The Quinault Nation got $168,631 to expand services provided by the Healthy Families Program with a satellite office and services to victims in crisis.
The Chehalis Confederated Tribes received $719,741 to create a Crime Victims Service Trauma Center where victims can receive services in a centralized and non-threatening facility.
“These grant awards cover needs identified by the tribes themselves,” said U.S. Attorney Moran. “Whether it is providing emergency services for families in crisis, providing skilled interviewers for child abuse victims or providing a secure domestic violence shelter, each of these projects reflects the needs and culture of our tribal partners.”
“American Indian and Alaska Native communities face extensive public safety challenges, but through creative approaches that combine traditional methods with innovative solutions, they are demonstrating their determination to meet the needs of victims in their communities,” said Principal Deputy Assistant Attorney General Matt M. Dummermuth. “These grants, part of historic levels of funding awarded by the Department of Justice to American Indian and Alaska Native communities, will provide significant resources to bring critical services to those who suffer the effects of crime and violence.”

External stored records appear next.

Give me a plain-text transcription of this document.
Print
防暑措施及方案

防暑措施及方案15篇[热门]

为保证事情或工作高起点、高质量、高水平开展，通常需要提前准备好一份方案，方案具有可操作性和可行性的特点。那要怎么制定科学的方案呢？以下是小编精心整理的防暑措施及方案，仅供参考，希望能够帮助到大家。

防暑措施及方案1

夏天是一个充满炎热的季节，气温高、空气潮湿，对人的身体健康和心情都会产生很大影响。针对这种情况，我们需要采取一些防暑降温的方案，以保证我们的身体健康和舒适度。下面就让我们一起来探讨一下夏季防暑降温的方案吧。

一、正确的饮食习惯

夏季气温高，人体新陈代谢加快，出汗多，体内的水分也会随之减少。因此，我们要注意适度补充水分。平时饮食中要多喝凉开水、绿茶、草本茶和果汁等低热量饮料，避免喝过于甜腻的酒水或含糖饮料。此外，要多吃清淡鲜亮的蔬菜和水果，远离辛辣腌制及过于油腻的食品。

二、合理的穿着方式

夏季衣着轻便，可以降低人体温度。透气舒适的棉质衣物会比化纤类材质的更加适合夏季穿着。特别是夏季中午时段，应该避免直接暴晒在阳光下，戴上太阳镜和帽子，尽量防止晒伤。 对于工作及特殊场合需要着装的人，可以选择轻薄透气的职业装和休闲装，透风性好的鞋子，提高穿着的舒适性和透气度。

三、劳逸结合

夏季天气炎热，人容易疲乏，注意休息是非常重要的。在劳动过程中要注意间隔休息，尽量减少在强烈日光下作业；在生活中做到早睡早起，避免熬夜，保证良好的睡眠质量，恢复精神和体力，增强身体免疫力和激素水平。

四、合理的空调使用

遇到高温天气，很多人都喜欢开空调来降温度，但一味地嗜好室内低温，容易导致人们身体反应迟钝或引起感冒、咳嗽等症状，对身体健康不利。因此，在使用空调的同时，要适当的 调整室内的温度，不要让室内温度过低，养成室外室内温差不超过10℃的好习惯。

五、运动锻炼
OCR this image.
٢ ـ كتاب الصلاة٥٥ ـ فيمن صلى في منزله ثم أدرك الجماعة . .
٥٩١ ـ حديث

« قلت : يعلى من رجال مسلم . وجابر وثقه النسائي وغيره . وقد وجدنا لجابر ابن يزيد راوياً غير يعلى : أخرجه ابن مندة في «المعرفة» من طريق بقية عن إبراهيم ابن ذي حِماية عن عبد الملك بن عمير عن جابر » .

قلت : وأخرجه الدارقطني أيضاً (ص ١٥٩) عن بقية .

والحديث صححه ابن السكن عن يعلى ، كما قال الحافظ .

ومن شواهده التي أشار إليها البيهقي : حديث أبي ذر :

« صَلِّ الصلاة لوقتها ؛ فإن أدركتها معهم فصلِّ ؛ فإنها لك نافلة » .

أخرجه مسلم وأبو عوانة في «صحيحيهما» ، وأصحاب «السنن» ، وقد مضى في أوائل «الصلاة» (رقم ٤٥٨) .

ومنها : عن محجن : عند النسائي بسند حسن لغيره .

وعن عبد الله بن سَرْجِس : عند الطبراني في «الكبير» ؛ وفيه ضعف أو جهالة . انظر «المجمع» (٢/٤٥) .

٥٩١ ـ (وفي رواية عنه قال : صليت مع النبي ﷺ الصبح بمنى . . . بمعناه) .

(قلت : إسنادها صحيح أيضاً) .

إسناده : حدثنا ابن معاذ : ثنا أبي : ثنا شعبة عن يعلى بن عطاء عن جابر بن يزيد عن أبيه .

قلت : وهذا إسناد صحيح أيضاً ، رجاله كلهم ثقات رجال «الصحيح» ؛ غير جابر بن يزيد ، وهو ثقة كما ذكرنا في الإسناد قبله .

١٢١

The other grants to Western Washington tribes include:
• Squaxin Island Tribe, $779,488 — to expand existing services and outreach to victims of domestic violence, sexual assault, stalking, sex trafficking and dating violence.
• Skokomish Tribe, $446,234 — to expand current programs to better serve elder victims.
• Jamestown S’Klallam Tribe, $420,119 — to establish a satellite Children’s Advocacy Center to increase accessibility to culturally relevant services including trained interviewers.
• Nooksack Tribe: $677,152 — to expand existing services with a needs assessment and strategic plan to implement a responsive Victim Services Program for victims of domestic violence, sexual assault, dating violence and elder abuse and neglect.
• Lummi Nation: $574,361 — to maintain a fully staffed, safe, secure and confidential shelter serving victims of domestic violence, sexual assault and elder abuse.
• Muckleshoot Tribe: $650,000 — to expand victim services with additional trained staff for crisis counseling and referrals to trauma counseling.
• Hoh Tribe: $85,000 — to conduct a community needs assessment and complete a strategic plan with the goal of developing a Victim Services Program.
• Lower Elwha Klallam Tribe: $556,556 — to serve the needs of all crime victims with particular focus on providing pediatric forensic exams for child victims.
• Puyallup Tribe: $407,408 — to expand existing services by strengthening the continuum of care for homeless crime victims and or victims with alcohol and substance abuse issues.
• Port Gamble S’Klallam Tribe: $420,119 — to support victims of crime with a focus on service to victims with disabilities and those who have been victimized multiple times, using services that are trauma-informed and culturally rooted in tradition.
“American Indian and Alaska Native crime victims continue to face challenges in accessing vital services and resources needed to help survivors address their trauma and navigate a complex system,” said OVC Director Darlene Hutchinson. “The Justice Department has made it a priority to partner with tribes to help victims and their families rebuild their lives in the aftermath of violence.”